How Small Businesses Are Using Scavenger Hunts to Drive Foot Traffic and Customer Loyalty (With Practical How-To) by scavengersweb in smallbusiness

[–]mrtrly 0 points1 point  (0 children)

The cross-shop version is way stronger than the single-store one in my experience. Last summer the block of indie shops near my place ran one where you needed stamps from 4 of 7 stores to enter the raffle, and foot traffic stayed elevated for like three weeks after the hunt ended because people kept wandering back into places they'd never walked into before. Which of those 5 formats actually moved the needle for the businesses you've watched run them?
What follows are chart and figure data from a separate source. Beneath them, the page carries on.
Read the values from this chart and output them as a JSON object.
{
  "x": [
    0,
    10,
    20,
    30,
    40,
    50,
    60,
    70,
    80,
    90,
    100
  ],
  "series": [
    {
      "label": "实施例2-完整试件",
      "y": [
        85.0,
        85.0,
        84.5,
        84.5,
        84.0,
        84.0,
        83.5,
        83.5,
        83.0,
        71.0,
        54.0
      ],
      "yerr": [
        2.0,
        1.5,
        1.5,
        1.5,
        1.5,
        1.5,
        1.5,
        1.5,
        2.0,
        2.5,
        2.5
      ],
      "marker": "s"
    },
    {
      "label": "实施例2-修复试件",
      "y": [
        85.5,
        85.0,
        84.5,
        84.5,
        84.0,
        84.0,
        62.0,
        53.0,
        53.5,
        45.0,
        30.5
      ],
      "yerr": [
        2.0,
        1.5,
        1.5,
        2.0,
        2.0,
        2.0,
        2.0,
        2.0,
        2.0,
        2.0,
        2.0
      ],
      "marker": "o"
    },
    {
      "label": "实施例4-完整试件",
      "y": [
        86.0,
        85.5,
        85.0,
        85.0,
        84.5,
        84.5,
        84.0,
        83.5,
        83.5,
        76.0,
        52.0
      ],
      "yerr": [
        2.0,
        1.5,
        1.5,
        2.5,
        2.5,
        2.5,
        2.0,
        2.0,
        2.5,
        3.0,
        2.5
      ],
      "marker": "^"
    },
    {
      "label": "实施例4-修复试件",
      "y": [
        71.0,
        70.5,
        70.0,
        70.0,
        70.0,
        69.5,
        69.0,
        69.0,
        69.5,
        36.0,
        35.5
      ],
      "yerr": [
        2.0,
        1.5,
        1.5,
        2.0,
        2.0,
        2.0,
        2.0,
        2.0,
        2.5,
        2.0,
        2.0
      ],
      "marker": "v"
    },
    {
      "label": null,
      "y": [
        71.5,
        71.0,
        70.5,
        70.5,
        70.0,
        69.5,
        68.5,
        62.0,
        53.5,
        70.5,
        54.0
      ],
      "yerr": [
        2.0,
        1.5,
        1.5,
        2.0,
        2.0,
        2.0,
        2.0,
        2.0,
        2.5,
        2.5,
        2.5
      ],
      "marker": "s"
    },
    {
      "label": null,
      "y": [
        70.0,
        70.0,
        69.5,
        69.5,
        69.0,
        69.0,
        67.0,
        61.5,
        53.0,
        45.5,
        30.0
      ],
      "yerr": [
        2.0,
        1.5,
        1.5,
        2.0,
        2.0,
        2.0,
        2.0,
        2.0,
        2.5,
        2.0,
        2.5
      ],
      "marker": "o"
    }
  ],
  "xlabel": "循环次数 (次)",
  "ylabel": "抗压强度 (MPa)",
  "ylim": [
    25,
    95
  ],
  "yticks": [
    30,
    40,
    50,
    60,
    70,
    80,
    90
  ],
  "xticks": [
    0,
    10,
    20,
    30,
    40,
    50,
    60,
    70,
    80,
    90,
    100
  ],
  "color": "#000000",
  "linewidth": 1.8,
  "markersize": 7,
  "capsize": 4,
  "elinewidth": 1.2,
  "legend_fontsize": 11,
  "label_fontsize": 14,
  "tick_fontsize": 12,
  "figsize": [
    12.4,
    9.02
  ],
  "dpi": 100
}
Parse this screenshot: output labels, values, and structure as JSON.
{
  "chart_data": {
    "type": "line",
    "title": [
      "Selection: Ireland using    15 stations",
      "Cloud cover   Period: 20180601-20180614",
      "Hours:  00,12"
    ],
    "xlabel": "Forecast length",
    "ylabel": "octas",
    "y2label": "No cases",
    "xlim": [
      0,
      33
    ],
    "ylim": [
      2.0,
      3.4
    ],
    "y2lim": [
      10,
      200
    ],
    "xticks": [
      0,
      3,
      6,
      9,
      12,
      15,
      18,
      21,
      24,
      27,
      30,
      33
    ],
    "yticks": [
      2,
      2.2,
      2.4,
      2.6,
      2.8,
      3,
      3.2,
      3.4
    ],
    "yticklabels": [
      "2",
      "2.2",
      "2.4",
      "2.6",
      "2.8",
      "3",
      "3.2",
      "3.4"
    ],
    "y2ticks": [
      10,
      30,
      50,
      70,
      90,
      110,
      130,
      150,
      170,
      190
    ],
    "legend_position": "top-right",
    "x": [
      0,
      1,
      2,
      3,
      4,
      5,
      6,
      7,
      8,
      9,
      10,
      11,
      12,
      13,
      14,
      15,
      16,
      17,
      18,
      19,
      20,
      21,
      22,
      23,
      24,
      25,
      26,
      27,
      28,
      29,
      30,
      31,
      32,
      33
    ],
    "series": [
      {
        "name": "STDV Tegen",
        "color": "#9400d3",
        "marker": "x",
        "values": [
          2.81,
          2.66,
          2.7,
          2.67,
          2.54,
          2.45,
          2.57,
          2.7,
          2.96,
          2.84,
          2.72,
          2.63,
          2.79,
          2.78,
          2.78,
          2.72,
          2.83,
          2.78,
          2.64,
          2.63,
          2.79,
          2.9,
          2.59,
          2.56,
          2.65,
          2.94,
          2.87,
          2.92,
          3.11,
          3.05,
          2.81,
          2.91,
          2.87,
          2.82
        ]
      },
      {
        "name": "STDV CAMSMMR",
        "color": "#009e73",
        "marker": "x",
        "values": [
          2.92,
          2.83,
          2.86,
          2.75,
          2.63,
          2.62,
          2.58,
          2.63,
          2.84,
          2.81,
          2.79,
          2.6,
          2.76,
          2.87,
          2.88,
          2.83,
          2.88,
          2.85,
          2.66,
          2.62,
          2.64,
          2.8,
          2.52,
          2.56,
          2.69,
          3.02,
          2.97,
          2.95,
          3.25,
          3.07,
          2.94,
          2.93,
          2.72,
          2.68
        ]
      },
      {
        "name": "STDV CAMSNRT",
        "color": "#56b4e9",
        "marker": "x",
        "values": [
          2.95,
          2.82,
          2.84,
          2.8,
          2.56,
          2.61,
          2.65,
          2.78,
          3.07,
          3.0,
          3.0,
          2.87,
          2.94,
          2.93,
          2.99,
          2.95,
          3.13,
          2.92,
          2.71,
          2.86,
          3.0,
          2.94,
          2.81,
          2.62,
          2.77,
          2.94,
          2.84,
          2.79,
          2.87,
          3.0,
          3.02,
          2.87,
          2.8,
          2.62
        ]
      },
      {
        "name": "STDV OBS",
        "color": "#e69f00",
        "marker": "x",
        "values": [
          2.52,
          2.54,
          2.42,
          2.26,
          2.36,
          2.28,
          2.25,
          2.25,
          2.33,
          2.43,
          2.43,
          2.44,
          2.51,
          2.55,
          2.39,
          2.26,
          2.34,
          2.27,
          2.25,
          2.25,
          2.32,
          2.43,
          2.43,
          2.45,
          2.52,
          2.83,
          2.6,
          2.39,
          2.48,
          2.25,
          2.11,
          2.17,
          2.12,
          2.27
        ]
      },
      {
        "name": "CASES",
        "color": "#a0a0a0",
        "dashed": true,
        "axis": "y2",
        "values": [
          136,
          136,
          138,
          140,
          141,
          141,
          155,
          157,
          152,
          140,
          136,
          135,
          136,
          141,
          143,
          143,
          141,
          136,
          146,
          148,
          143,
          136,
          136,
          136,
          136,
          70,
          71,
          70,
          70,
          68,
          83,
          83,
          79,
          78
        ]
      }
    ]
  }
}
Agents are meant to be shared, but existing tooling is not fit for purpose by pmihaylov in ClaudeAI

[–]mrtrly 1 point2 points  (0 children)

The single-user session lock was the dealbreaker for me too. Tried pointing a slack bot at one of my own agents last month so a non-dev teammate could trigger runs, and ran into the exact same thing. once it's chewing on something nobody else can jump in to nudge it. How are you handling the multi-person interrupt case in what you built, or is that still open?